The sentence on the case Burwell v. Hobby Lobby Stores Inc., was approved with a majority 5-4, with all female judges voting against it. It effectively allows for-profit companies to refuse coverage of healthcare plans on religious grounds, and could be use as a precedent to actually opt out of any other law, except tax laws, were it to interfere with religious beliefs.

 

This ruling carries heavy economic, political and cultural implications, and none of these are good news for those who do believe in freedom of choice. Under the ACA, contraception is seen as a necessary provision included in the healthcare plan employers have to guarantee their workers.

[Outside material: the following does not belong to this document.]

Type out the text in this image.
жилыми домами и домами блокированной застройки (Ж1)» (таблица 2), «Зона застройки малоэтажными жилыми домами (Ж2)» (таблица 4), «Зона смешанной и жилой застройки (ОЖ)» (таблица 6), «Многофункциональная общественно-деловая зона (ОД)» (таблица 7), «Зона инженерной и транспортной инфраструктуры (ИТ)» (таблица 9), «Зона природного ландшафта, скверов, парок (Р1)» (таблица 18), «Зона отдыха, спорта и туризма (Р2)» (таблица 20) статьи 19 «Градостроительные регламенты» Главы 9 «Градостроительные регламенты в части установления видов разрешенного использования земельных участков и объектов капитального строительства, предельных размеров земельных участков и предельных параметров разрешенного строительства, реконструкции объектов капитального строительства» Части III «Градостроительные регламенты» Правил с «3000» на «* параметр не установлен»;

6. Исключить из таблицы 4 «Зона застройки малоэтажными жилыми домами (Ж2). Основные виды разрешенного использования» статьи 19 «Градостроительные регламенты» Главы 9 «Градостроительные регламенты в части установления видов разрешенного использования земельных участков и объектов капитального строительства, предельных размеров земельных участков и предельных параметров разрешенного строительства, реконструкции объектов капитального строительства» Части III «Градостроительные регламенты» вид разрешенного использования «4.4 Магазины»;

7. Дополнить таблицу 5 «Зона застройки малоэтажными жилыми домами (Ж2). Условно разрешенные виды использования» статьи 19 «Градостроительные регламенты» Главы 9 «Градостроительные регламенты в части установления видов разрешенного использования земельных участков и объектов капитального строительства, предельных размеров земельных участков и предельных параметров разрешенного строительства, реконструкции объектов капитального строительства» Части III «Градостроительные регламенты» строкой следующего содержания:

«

The reasons for this seem obvious, as family planning is not only beneficial for the economy, but it also protects a woman’s health, allowing her autonomy in deciding what to do with her life, and effectively decreases the number of abortions, since contraception prevents unwanted pregnancies. Not all contraceptive are the same, however, and some people have a hard time understanding this.

 

The birth control pill is one of the most common form of contraceptive but it is not the only option, and it does not suit everyone. Other women prefer IUDs, which are instead inserted internally to prevent fertilisation of the egg. Those, along with the morning after pill, are part of those contraceptive opposed by Christian believers, including Hobby Lobby ‘s owners, because they are “abortifacient,” as in they expel the fertilised egg to prevent pregnancy, a fact absolutely not supported by science.

 

In fact, all contraceptive, including the morning after pill, work with the principle of preventing the attachment of the egg to the uterus wall, which may or may not happen even when having unprotected sex. The religious grounds to reject contraception are, from a scientific perspective, virtually non-existent, unless the real matter at hand is not abortion, but having sex for reasons other than procreation.

 

Let’s get one thing straight: women of all ages and relationship status use some form of contraception when they are sexually active, fertile and want to avoid pregnancy or using condoms. Providing the free contraception of choice is not about helping 18 years old sleeping around, but it means helping 40 years old women with two children working two jobs to enjoy a healthy relationship with their husbands without having to worry about putting into this world a new mouth to feed.

 

It is simply not acceptable for a for-profit company to refuse women their right to choose the most suitable form of contraception. The SCOTUS ruling allows a private, money-making business to dictate employees’ individual, private choices. Internet commentators on conservative websites pointed out that Hobby Lobby is not an evil company, but actually offers a minimum wage higher than the national one – a whole 14$ an hour instead of 7.25$, and suggest that the negative comments regarding the ruling are negatively affecting the image of a company that does hold its employees’ best interests as high as its religious principles.

 

Apparently, employee meetings start with a prayer from the Bible, and interpersonal conflict are solved by looking at the Bible, and generally speaking the Green family runs its business according to principles in the Bible. No doubt that a book written more than two thousand years ago is a great blueprint to run a business in the digital 21st century world, but it is unclear how highlighting the ways in which the Green family imposes its religious beliefs on its employees does much to defend its image.

 

Regardless, offering a higher minimum wage than normal is not a reason to look the other way when basic individual rights and freedoms are at stake. Workers’ rights in the US are much less protected than in Europe, but there should be at least an understanding that working for a company does not mean embracing the company’s values as your own just because they pay you at the end of the month.

 

You are not selling your soul, you are merely employing your skills for the profit of a business. Your job should not define who you are and what you do when you are not working there. Having your boss decide whether you have access to healthcare plan is pretty much the farthest thing there is to ensure human dignity and justice.